I don't want to dig into a philosophical discussion on the necessity of immutability. I'll boil it down to this: if you were to take the mutable route, you could significantly simplify this by relying on straightforward dependency injection of a single generator instance. I suggest avoiding additional complexity unless you have a good enough justification for it.
Option 2 - Dialog's responsibility is to return a password. The fact that this is done via a generator is a private implementation detail.
Main thing to fix:
Dialog unit tests should not be actively aware of the existence of a password generator. Dialog public interface can't return/reference generator class in any way. Dialog should be returning a password (string), and you should write your assertions on that string value.
This is a bit of a variation on the above. Some "private implementation details" are still injected dependencies, because the "detail" is actually complex enough to warrant having its own class and test suite.
However, there are also cases where you might create a private (nested) class that performs a small duty, not enough for it to be considered a component but rather to keep it hidden as a specific implementation of this class.
If this is the case, then for all intents and purposes everyone except the dialog should not in any way be aware of the existence of this generator class. Unit tests focus on public behavior, and that does not include private implementation details.
What I would expect to see in your test is that the dialog return a password, not a generator, and then you can perform your test assertions on that returned password.
Option 3 - Dialog's responsibility is that of a "generator factory", i.e. it provides access to a generator, it doesn't use make us of it itself.
Main thing to fix:
Separate the dialog from the factory.
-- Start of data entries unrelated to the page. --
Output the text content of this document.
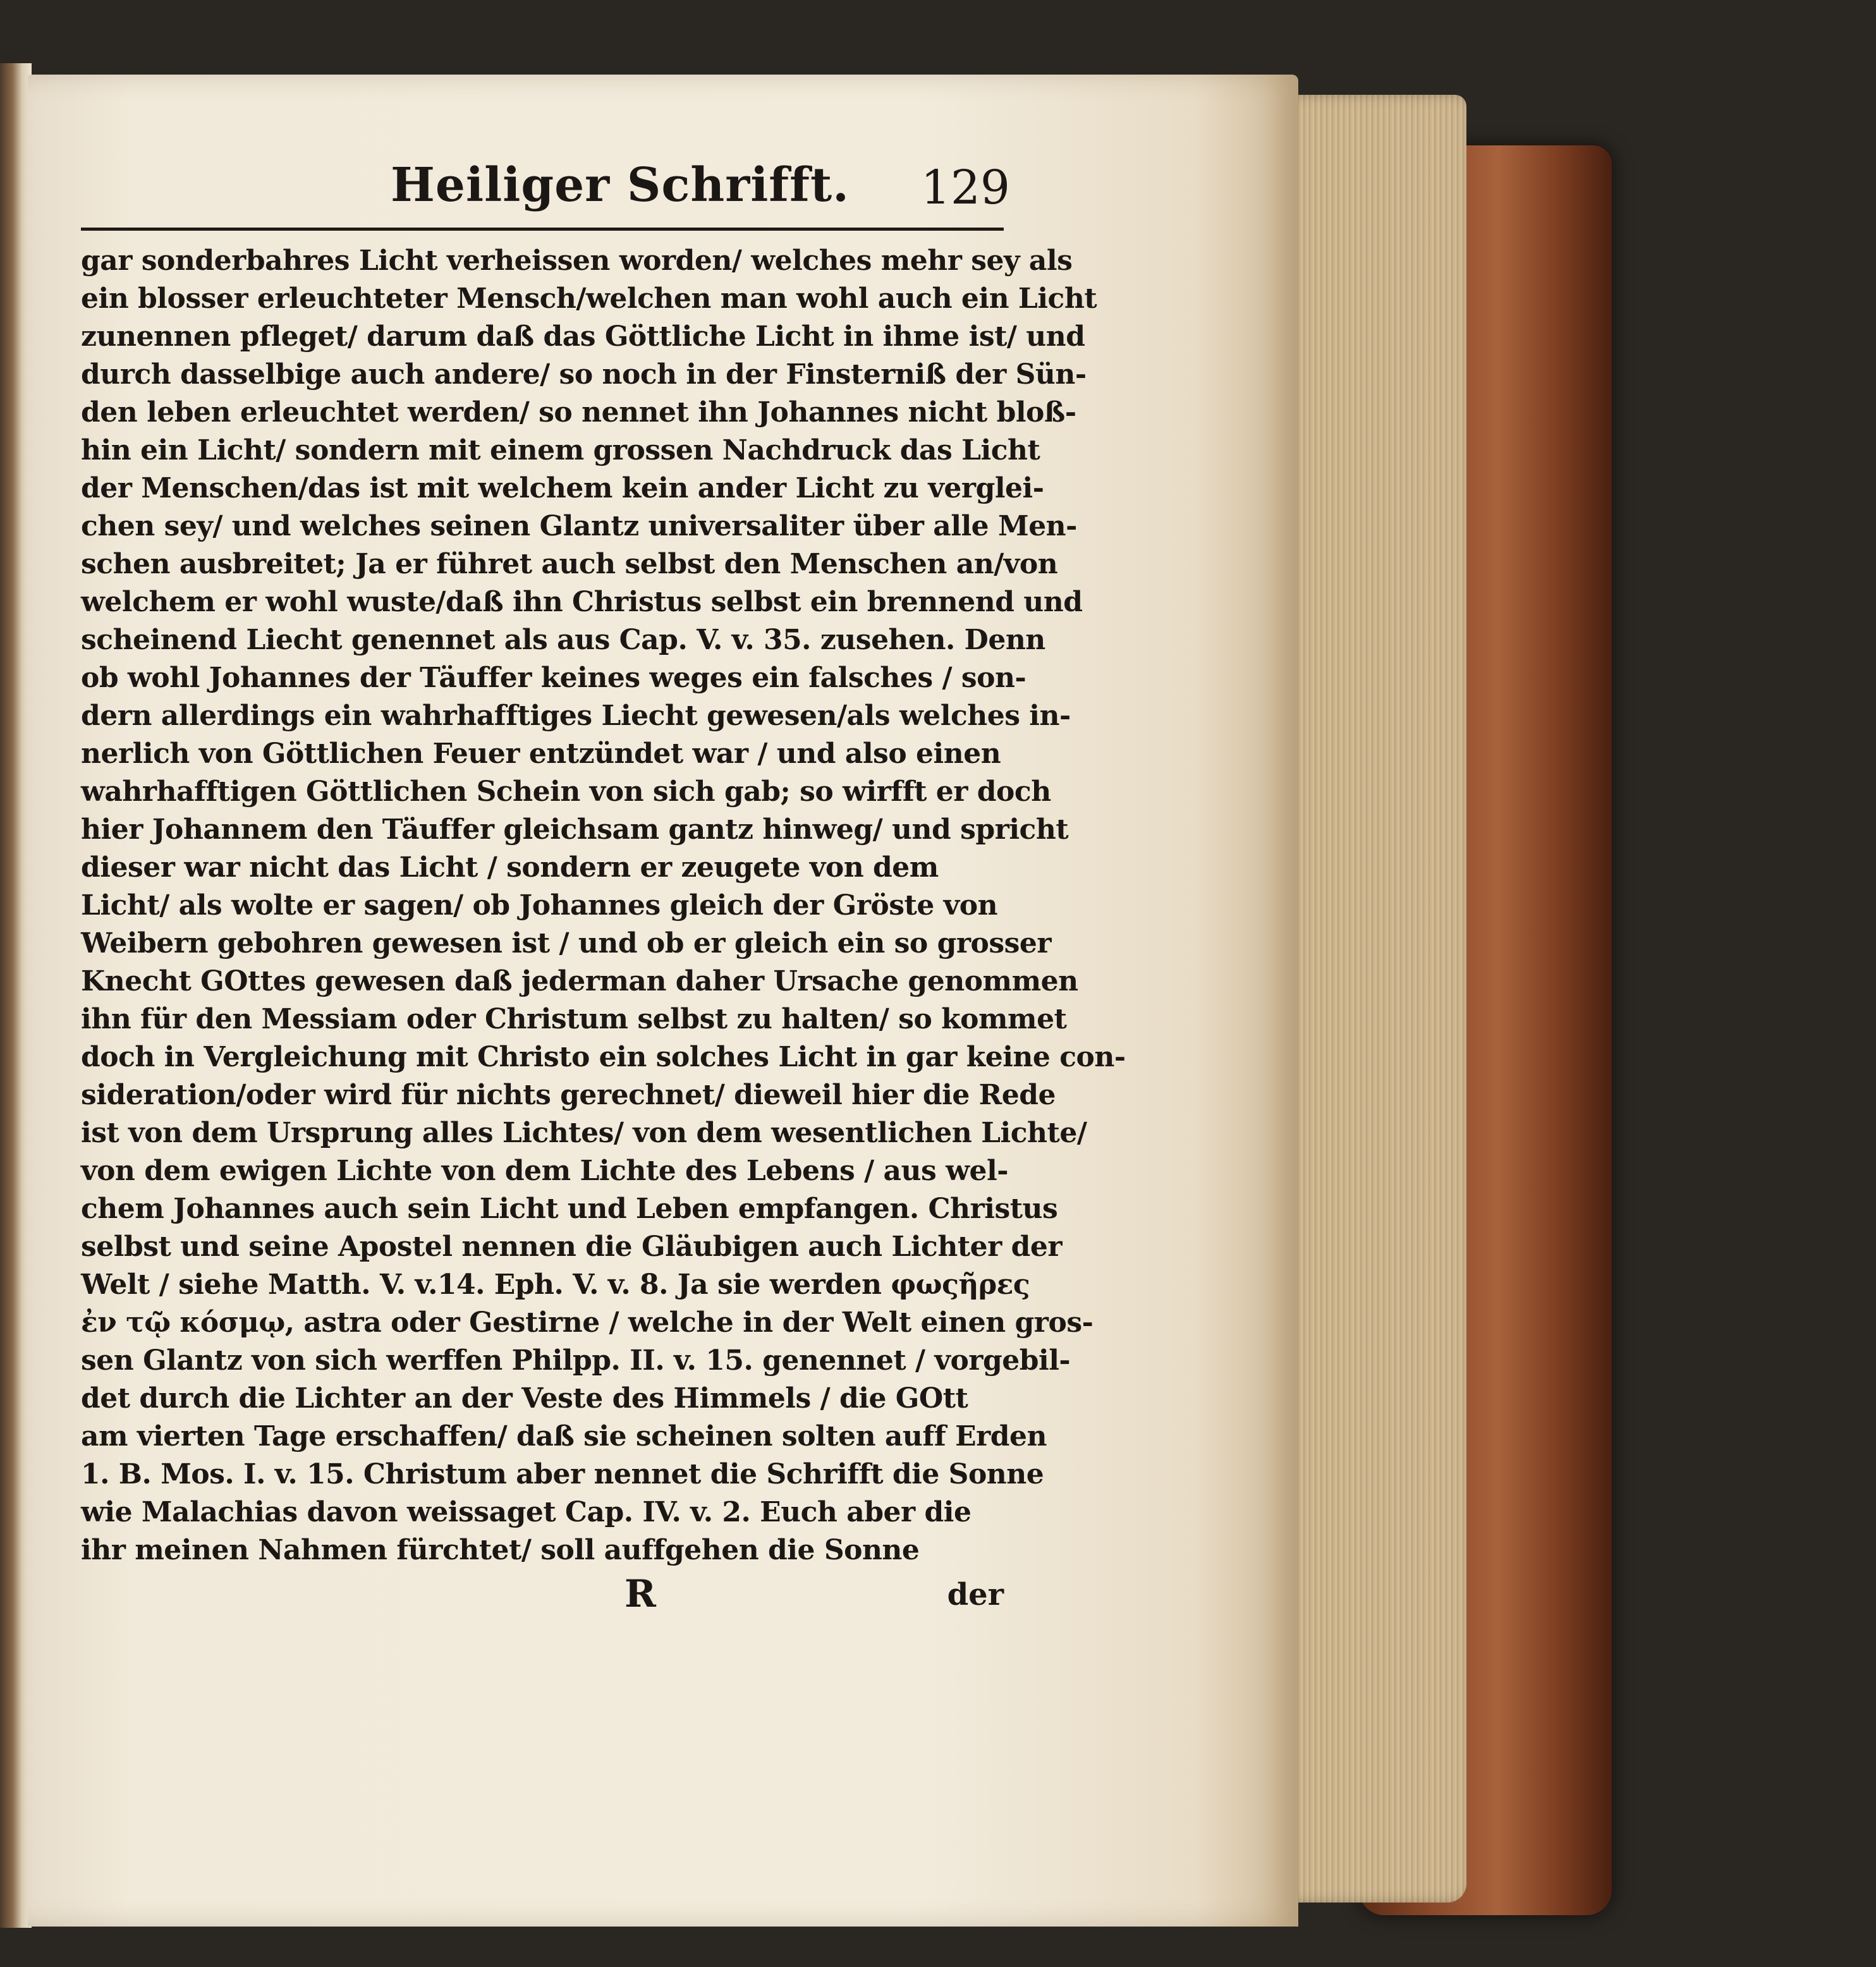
Heiliger Schrifft. 129
gar sonderbahres Licht verheissen worden/ welches mehr sey als
ein blosser erleuchteter Mensch/welchen man wohl auch ein Licht
zunennen pfleget/ darum daß das Göttliche Licht in ihme ist/ und
durch dasselbige auch andere/ so noch in der Finsterniß der Sün-
den leben erleuchtet werden/ so nennet ihn Johannes nicht bloß-
hin ein Licht/ sondern mit einem grossen Nachdruck das Licht
der Menschen/das ist mit welchem kein ander Licht zu verglei-
chen sey/ und welches seinen Glantz universaliter über alle Men-
schen ausbreitet; Ja er führet auch selbst den Menschen an/von
welchem er wohl wuste/daß ihn Christus selbst ein brennend und
scheinend Liecht genennet als aus Cap. V. v. 35. zusehen. Denn
ob wohl Johannes der Täuffer keines weges ein falsches / son-
dern allerdings ein wahrhafftiges Liecht gewesen/als welches in-
nerlich von Göttlichen Feuer entzündet war / und also einen
wahrhafftigen Göttlichen Schein von sich gab; so wirfft er doch
hier Johannem den Täuffer gleichsam gantz hinweg/ und spricht
dieser war nicht das Licht / sondern er zeugete von dem
Licht/ als wolte er sagen/ ob Johannes gleich der Gröste von
Weibern gebohren gewesen ist / und ob er gleich ein so grosser
Knecht GOttes gewesen daß jederman daher Ursache genommen
ihn für den Messiam oder Christum selbst zu halten/ so kommet
doch in Vergleichung mit Christo ein solches Licht in gar keine con-
sideration/oder wird für nichts gerechnet/ dieweil hier die Rede
ist von dem Ursprung alles Lichtes/ von dem wesentlichen Lichte/
von dem ewigen Lichte von dem Lichte des Lebens / aus wel-
chem Johannes auch sein Licht und Leben empfangen. Christus
selbst und seine Apostel nennen die Gläubigen auch Lichter der
Welt / siehe Matth. V. v.14. Eph. V. v. 8. Ja sie werden φωςῆρες
ἐν τῷ κόσμῳ, astra oder Gestirne / welche in der Welt einen gros-
sen Glantz von sich werffen Philpp. II. v. 15. genennet / vorgebil-
det durch die Lichter an der Veste des Himmels / die GOtt
am vierten Tage erschaffen/ daß sie scheinen solten auff Erden
1. B. Mos. I. v. 15. Christum aber nennet die Schrifft die Sonne
wie Malachias davon weissaget Cap. IV. v. 2. Euch aber die
ihr meinen Nahmen fürchtet/ soll auffgehen die Sonne
R	der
Refer back to option 1, with the only difference that the generator factory is injected instead of the generator itself.
Based on your comment, I suspect this is the most applicable scenario for you.
Just to be clear here, the above title is phrasing it how you're currently approaching it, not how I think it could be better approached.
A factory is a valid pattern, but it is a decidedly different responsibility from what a "dialog" handles. A dialog is a UI component, a factory is an internal tool that helps you generate instances of another class based on your on-the-fly needs. Making the dialog also a factory is a violation of SRP. These need to be two separate classes.
For the purpose of what I'm trying to convey here, I don't care whether you use a factory pattern or a builder pattern (which is effectively just a method-chained fluent factory pattern anyway), although I would suggest having a reusable builder (i.e. something that can repeatedly build new instances). I'm going to refer to it as a factory from this point on for brevity.
The key friction I see in your code is that the dialog contains a tight coupling to the static string generator builder. If you instead inject that as a factory, that issue gets resolved.
You might wonder why I'm arguing against tight coupling between the dialog/generator, and am not similarly opposed to the same tight coupling between the factory/generator. The short and simple answer is that the very nature of a factory makes it tightly coupled to the product that it creates. It has to be innately aware of the product's type and constructor argument in order to make it make sense.
From a dependency perspective, the factory and the product are a package deal. You can still write unit tests for the product without including the factory, but at the same time you don't really need to write tests for the factory with a mocked product, since the factory tends to be in charge of instantiating the product (meaning you can't mock it). And that's fine, on the basis of what a factory is.
From this point on, a lot of the advice from option 1 starts applying here again, except that it applies to the generator factory instead of the generator itself.